The enforcer

A key role of the Australian Energy Regulator (AER) is the monitoring and enforcement of the national energy rules. When energy businesses fail to comply with the rules the AER can fine them or take them to court to seek a bigger penalty. The AER has just published a summary of its enforcement activity for the financial year just ended. There are some eye-watering fines there: Energy Australia top the list with $1.5m for disconnecting eight hardship customers, closely followed by AGL with $1.3m for failing to keep up with their reporting of retail statistics to the AER. On the generation side, three wind farm owners paid a total of $2.65m for failure to notify AEMO of their ride-through settings. These ride-through settings made them trip off unexpectedly due to frequency fluctuations after storms destroyed South Australian transmission lines in 2016. This in turn contributed to the cascading failures that resulted in the black system event. Action is ongoing against AGL for their South Australian wind farms in respect of the same event.

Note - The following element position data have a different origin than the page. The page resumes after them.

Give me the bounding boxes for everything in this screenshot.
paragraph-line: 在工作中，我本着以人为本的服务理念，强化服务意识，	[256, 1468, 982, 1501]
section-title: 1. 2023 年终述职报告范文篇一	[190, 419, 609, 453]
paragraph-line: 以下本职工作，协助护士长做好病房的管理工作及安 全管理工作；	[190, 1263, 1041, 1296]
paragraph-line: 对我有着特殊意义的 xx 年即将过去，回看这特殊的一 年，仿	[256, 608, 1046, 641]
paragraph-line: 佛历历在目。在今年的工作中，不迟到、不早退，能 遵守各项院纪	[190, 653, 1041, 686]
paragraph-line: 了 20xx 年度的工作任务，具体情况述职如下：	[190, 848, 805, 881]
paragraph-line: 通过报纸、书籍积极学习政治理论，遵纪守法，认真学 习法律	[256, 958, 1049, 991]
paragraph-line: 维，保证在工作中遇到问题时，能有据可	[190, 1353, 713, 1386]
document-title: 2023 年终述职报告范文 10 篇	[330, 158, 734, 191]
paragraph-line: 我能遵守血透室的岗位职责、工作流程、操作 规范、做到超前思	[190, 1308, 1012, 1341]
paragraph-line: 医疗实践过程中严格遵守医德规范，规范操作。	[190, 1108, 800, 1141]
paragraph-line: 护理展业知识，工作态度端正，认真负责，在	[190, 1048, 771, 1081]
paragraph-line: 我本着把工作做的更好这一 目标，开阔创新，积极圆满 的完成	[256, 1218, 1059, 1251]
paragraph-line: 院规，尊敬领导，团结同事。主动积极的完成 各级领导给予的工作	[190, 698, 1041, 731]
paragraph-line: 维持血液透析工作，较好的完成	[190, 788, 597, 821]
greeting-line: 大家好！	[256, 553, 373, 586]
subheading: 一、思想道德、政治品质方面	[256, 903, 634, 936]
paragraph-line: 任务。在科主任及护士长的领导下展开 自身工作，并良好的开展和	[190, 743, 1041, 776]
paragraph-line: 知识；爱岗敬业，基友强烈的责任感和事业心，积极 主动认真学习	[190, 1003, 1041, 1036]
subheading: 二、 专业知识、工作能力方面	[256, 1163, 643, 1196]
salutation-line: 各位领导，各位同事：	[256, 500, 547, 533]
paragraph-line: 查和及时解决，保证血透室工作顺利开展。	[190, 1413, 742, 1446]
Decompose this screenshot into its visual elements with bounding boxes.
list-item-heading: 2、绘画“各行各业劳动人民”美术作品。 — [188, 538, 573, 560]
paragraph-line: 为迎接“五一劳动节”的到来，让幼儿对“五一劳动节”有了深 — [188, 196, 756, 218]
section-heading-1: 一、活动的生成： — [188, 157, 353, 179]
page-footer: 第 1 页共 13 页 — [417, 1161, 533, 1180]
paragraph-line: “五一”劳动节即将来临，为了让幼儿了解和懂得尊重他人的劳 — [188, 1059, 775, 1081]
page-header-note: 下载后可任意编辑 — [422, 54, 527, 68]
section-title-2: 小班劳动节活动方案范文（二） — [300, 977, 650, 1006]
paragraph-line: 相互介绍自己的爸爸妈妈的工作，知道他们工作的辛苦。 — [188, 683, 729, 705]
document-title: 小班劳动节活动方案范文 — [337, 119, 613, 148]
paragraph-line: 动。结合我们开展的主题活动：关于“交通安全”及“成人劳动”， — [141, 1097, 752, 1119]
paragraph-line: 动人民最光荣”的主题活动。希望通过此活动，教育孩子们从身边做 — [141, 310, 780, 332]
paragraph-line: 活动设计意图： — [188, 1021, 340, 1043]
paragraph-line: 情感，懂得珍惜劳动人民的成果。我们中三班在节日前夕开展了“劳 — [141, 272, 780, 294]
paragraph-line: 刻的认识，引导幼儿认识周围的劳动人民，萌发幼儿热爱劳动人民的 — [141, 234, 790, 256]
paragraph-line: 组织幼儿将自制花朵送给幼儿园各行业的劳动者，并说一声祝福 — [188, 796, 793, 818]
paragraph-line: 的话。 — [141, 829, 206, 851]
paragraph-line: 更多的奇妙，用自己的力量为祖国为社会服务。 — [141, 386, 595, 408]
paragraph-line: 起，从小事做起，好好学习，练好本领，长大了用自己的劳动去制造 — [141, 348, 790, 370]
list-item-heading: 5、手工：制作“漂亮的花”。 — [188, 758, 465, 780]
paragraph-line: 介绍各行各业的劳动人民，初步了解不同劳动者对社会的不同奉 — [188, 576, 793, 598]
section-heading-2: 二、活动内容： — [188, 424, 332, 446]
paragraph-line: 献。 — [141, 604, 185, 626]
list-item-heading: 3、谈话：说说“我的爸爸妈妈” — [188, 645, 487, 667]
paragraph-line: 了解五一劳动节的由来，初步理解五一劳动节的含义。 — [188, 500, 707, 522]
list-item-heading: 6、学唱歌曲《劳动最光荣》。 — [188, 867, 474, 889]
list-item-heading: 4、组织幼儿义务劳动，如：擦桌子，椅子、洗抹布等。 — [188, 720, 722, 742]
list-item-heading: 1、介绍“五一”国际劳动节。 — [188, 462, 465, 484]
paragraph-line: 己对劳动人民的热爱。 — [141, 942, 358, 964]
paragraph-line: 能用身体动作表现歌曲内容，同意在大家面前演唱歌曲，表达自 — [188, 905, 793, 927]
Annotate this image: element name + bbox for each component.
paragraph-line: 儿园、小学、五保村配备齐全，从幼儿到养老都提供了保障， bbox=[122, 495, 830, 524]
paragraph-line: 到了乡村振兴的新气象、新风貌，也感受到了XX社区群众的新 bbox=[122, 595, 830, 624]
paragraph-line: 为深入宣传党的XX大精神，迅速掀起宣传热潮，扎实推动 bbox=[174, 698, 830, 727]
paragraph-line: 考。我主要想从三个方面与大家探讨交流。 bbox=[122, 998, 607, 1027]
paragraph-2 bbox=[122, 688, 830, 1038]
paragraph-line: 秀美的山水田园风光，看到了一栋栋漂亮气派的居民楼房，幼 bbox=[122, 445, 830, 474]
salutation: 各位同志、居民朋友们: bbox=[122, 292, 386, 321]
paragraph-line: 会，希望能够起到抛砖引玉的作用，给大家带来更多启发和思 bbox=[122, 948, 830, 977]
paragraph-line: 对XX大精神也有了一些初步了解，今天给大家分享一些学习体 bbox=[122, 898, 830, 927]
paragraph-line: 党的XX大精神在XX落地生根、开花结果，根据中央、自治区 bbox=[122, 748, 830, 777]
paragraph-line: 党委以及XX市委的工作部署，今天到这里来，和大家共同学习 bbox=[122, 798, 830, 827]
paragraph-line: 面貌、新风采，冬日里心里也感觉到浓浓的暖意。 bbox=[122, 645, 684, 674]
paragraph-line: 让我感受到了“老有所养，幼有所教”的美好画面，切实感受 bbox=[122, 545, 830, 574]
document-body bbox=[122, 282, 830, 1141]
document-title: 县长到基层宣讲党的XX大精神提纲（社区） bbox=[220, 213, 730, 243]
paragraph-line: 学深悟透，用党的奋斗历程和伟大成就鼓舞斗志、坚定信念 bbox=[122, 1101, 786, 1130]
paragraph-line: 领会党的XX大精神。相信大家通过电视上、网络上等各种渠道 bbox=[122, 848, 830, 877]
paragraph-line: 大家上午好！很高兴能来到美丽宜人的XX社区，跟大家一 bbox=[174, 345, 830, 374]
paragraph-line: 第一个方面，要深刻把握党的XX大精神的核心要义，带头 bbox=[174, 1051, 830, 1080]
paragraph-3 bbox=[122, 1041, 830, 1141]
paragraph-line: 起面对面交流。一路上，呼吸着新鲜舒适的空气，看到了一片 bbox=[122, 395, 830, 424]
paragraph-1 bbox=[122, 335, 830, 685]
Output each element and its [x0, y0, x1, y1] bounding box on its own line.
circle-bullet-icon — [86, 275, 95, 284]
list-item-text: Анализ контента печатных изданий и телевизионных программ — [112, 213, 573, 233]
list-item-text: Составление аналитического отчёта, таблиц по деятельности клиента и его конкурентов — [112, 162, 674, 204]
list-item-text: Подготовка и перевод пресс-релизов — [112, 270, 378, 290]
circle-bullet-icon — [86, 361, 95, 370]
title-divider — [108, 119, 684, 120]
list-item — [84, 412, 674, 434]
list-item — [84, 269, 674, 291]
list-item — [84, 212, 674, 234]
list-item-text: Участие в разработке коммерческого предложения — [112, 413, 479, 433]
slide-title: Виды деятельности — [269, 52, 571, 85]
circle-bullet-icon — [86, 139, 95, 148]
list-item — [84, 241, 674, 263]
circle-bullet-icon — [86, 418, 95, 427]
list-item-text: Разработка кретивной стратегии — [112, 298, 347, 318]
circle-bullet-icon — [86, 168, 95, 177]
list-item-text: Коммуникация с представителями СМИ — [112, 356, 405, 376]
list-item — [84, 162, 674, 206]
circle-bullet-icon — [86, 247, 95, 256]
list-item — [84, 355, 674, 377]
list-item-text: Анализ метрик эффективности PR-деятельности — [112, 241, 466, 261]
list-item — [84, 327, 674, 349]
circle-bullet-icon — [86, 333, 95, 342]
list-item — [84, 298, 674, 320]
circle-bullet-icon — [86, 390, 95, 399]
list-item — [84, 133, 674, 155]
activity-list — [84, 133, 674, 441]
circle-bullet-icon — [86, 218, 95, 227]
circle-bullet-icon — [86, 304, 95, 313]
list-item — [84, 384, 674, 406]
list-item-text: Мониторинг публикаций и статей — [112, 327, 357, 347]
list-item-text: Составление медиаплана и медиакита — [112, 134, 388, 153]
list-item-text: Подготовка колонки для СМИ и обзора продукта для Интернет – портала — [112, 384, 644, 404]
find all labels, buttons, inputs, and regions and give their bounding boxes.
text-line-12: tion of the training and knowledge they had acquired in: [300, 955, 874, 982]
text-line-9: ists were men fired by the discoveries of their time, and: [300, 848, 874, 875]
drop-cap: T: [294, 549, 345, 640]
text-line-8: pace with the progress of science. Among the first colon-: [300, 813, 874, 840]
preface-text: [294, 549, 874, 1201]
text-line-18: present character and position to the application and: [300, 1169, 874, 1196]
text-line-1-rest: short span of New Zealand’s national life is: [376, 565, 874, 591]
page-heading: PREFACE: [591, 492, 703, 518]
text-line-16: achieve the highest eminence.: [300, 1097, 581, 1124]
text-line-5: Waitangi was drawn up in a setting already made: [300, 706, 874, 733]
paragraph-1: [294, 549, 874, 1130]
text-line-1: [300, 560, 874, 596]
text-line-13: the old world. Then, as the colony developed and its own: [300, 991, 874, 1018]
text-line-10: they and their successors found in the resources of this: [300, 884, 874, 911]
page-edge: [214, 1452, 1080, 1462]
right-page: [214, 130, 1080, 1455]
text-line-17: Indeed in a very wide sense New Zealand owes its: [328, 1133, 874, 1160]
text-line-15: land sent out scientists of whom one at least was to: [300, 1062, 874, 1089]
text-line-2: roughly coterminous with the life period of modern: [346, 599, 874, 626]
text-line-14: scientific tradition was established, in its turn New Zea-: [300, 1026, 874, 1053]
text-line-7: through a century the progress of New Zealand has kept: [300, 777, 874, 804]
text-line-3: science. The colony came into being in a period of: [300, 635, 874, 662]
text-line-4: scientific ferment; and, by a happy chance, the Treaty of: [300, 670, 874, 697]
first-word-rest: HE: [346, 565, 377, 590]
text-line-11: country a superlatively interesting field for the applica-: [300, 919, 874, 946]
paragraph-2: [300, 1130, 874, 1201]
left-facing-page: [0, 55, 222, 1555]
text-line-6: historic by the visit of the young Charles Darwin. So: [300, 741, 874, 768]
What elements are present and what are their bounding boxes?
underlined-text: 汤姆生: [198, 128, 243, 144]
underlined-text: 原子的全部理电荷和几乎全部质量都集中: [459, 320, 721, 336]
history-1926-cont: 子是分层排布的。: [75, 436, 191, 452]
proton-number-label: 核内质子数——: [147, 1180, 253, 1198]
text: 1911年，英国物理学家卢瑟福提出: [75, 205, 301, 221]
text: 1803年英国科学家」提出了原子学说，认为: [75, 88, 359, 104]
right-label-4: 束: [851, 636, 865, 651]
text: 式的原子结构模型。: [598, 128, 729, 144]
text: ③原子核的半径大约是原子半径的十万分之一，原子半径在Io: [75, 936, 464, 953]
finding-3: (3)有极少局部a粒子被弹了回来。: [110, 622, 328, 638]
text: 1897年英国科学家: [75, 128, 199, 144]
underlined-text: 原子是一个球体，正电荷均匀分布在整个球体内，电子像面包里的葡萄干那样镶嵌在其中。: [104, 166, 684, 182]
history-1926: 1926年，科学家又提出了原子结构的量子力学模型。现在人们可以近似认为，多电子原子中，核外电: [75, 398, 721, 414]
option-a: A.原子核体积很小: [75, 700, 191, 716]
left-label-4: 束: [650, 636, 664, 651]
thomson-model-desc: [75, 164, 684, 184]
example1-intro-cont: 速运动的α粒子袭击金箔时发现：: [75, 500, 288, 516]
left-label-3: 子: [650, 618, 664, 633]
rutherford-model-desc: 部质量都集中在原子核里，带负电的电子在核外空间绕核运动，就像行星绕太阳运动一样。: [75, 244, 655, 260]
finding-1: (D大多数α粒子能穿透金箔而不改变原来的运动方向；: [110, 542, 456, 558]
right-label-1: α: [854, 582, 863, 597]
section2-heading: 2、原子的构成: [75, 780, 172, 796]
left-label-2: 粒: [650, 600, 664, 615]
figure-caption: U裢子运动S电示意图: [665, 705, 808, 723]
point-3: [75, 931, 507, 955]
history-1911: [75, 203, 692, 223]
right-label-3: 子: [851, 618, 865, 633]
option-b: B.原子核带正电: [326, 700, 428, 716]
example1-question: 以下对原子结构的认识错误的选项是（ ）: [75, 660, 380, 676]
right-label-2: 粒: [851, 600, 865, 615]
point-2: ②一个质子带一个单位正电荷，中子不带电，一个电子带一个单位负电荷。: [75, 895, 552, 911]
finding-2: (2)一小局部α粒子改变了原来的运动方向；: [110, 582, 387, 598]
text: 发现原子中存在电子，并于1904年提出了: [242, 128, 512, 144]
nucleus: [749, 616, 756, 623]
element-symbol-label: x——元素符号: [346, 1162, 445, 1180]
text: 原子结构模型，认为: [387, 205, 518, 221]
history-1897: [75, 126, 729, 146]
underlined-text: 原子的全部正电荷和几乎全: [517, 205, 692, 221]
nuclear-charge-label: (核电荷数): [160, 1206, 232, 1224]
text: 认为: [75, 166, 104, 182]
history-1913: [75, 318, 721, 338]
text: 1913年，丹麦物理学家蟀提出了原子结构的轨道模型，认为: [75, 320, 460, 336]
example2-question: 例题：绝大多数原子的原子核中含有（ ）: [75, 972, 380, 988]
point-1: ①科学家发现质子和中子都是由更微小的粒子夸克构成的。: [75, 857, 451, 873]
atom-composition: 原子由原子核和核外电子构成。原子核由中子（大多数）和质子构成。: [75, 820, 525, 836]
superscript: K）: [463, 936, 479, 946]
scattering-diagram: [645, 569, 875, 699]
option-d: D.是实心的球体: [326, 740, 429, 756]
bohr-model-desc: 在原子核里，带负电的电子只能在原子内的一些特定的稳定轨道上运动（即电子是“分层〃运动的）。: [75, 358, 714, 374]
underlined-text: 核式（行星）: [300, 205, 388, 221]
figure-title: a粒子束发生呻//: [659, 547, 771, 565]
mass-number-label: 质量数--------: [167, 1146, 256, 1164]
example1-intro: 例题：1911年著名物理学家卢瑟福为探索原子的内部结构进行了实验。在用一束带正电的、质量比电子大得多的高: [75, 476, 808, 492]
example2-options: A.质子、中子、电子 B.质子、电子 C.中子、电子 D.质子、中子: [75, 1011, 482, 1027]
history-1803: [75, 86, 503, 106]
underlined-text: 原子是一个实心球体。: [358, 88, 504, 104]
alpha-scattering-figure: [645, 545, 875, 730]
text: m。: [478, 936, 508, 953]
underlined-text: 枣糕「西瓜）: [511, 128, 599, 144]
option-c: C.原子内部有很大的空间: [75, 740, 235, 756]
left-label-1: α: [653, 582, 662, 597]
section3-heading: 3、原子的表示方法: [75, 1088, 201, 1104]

All of these major punishments followed court action by the AER against the relevant companies. But AER can also levy penalties based on infringement notices for less serious infractions, and in the case of systemic issues can levy multiple notices on the same business. Infringement notices netted almost $1m in fines in total, across seven companies (including AGL twice more). This included generators, retailers and gas shippers.

If these seem like large numbers, they are only going to get better. After almost a decade, Australian governments have signed off on an enhanced penalties regime. Infringement notices, which were capped at $20,000 per notice, have risen to $67,800 per notice. This is for tier 1 and tier 2 infringements, which make up 90 per cent of possible ways that companies can break the rules.

Court action can now result in much bigger fines, with tier 1 breaches of the rules – which covers issues relating to consumer harm (public safety, financial loss), adverse market impacts, supply security and reliability and unacceptable market participant behaviour – maxing out at the greater of: $10m, 10% of turnover or 3 x benefit from breach. For large retailers, given margins are around 5%, a fine could wipe out two years’ profits. For small retailers, $10m could be bankrupting.

The AER expects that the enhanced penalties will lead to greater levels of compliance with the rules. Supply chain participants are wary, considering that the new framework not only has higher penalties, but also rigidly assigns many breaches to the top tier regardless of whether their impact is proportionate to the penalty.

Notably, none of the businesses who were financially penalised in 2020-21 were networks. This may reflect cultural differences between different parts of the supply chain, or it may reflect that price-regulated businesses can afford to spend more on compliance and recover it from customers compared to competitive businesses. Networks have previously been penalised in the past, and the AER did note some beaches of the ringfencing guideline, although these apparently did not warrant financial penalty.

It also may be partly related to the activities that resulted in fines being correlated to the AER’s enforcement priorities for the year past. IF this is the case, then the new enforcement priorities may provide a guide to what businesses get in trouble for in 2021-22:

  • Effective identification of consumers in financial difficulty and offer of payment plans that have regard to the consumer’s capacity to pay
  • Ensure exempt seller compliance with exemption conditions, including consumer access to ombudsman schemes
  • Focusing on registered generators’ compliance with AEMO dispatch instructions and their ability to comply with their latest offers at all times
  • Ensure service providers meet information disclosure obligations and other part 23 National Gas Rules obligations
  • Ensure timely and accurate gas auction reporting by registered participants

Businesses affected by any of these priorities will be watching nervously to see how the AER interprets then new penalty rules. Meanwhile, consumers will largely be cheering the AER on.